The Enriching Data chapter discussed how data collected at a remote point could be enriched before being sent to a central collector. However, for cases where there is a significant amount of data relative to the bandwidth available, it is useful to reduce the amount of data sent to collector using the distributed processing power in the nodes. This is an effective way to minimize licensing costs (e.g., Splunk) and to work with sites on the edge when only mobile data is available.

Filtering

The first method involves discarding events that are not considered important. filter has three variations for catagorizing events:

  1. Pattern matches on field values:
- filter:
patterns:
- severity: high
- source: ^GAUTENG-
  1. Conditional expressions:
- filter:
condition: speed > 1

A variation of this involves using stream to watch for changes — a highly effective technique for only sending changed values:

- stream:
operation: delta
watch: throughput
- filter:
condition: delta != 0

Discarding and Renaming

We may be only interested in certain data fields — which brings us to the third variation of filter:

  1. Schema:
- filter:
schema:
- source
- destination
- sent_kilobytes_per_sec

filter.schema only passes through events with the specified fields and discards any other fields.

note

We recommend documenting event structure and getting rid of any temporary fields generated during processing.

To do this, remember that it is always possible to explicitly use remove.

When JSON is used as data transport, field names are a significant part of the payload size. It is therefore useful to rename fields:

- rename:
- source: s
- destination: d
- sent_kilobytes_per_sec: sent

Using a more Compact Data Format

CSV is a very efficient data transfer format because rows do not repeat column names.

collapse will convert the fields of a JSON event into CSV data.

In most cases, this CSV data would need to be converted back into JSON for storage in analytics engines like Elasticsearch. Creating a Logstash filter to perform this conversion process can be tedious, collapse provides some workarounds, as seen below.
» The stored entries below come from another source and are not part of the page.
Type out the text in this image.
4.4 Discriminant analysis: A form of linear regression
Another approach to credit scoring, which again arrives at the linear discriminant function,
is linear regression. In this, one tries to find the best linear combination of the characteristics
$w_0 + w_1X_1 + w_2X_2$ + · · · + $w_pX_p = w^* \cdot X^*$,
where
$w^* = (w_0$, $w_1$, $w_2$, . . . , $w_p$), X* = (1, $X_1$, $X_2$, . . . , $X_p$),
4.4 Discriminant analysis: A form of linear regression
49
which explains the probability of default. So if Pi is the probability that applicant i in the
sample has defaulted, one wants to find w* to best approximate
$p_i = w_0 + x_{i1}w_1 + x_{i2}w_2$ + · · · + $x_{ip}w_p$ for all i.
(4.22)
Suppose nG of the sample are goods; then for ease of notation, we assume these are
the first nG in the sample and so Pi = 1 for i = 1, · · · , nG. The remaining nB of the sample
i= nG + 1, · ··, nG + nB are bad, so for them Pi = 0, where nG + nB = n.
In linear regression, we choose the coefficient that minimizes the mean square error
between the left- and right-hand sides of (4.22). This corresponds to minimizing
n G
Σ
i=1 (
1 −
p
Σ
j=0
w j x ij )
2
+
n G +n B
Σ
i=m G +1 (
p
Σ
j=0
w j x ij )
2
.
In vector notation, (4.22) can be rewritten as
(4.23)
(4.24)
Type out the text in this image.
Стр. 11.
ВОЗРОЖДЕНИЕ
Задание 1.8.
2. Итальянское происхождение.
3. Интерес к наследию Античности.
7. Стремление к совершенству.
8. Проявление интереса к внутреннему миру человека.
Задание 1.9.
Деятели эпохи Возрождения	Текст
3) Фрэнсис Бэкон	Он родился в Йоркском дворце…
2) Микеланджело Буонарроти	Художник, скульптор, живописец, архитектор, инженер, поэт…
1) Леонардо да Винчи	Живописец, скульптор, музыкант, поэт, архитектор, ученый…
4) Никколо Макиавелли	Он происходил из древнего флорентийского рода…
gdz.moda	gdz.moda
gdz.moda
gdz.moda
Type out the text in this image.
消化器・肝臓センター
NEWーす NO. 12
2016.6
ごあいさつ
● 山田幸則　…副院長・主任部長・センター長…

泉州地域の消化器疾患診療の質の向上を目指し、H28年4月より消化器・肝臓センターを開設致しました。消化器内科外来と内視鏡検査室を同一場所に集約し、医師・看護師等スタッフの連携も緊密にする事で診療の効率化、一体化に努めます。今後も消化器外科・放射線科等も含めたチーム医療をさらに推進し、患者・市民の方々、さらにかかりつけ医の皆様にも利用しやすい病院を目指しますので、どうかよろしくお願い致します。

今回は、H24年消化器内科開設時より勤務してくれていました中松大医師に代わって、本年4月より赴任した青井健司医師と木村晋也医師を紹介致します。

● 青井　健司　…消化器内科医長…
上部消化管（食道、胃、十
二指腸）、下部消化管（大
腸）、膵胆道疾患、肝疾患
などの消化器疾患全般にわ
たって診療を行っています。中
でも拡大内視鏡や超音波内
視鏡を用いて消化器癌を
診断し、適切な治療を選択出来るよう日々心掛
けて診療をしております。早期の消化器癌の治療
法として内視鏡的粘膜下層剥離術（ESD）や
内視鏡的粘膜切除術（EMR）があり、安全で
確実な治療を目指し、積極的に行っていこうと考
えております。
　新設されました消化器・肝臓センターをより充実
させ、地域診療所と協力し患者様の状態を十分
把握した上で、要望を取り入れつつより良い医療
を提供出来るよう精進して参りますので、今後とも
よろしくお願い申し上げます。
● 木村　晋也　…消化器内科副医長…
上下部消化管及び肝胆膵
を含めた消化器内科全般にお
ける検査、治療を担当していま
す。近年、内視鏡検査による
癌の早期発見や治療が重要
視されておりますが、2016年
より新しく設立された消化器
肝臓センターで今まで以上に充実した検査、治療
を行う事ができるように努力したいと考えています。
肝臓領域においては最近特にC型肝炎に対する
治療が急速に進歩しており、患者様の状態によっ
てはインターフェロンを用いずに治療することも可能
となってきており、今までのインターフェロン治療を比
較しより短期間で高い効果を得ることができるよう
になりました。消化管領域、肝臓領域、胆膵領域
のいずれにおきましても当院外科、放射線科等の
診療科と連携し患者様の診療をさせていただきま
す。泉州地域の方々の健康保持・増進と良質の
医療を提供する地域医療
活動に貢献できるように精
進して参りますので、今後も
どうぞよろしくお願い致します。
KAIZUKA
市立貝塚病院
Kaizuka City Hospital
CSV output allows for the column names-types to be written to a field. There is also an option to specify that it only be written if the fields change:

# Input: {"a":1,"b":"hello"}, {"a":2,"b":"goodbye"}

- collapse:
output-field: d
csv:
header-field: h
header-field-types: true
header-field-on-change: true

# Output: {"d":"1,hello","h":"a:num,b:str"}, {"d":"2,goodbye"}

The reverse operation, expand, can take place on a server-side Pipe. This takes the output of the remote Pipe and restores the original output:

- expand:
input-field: d
remove: true
delim: ',' # default
csv:
header-field: h
header-field-types: true

If there is a corresponding Pipe on the server, you can also move any enrichments to the Pipe in question.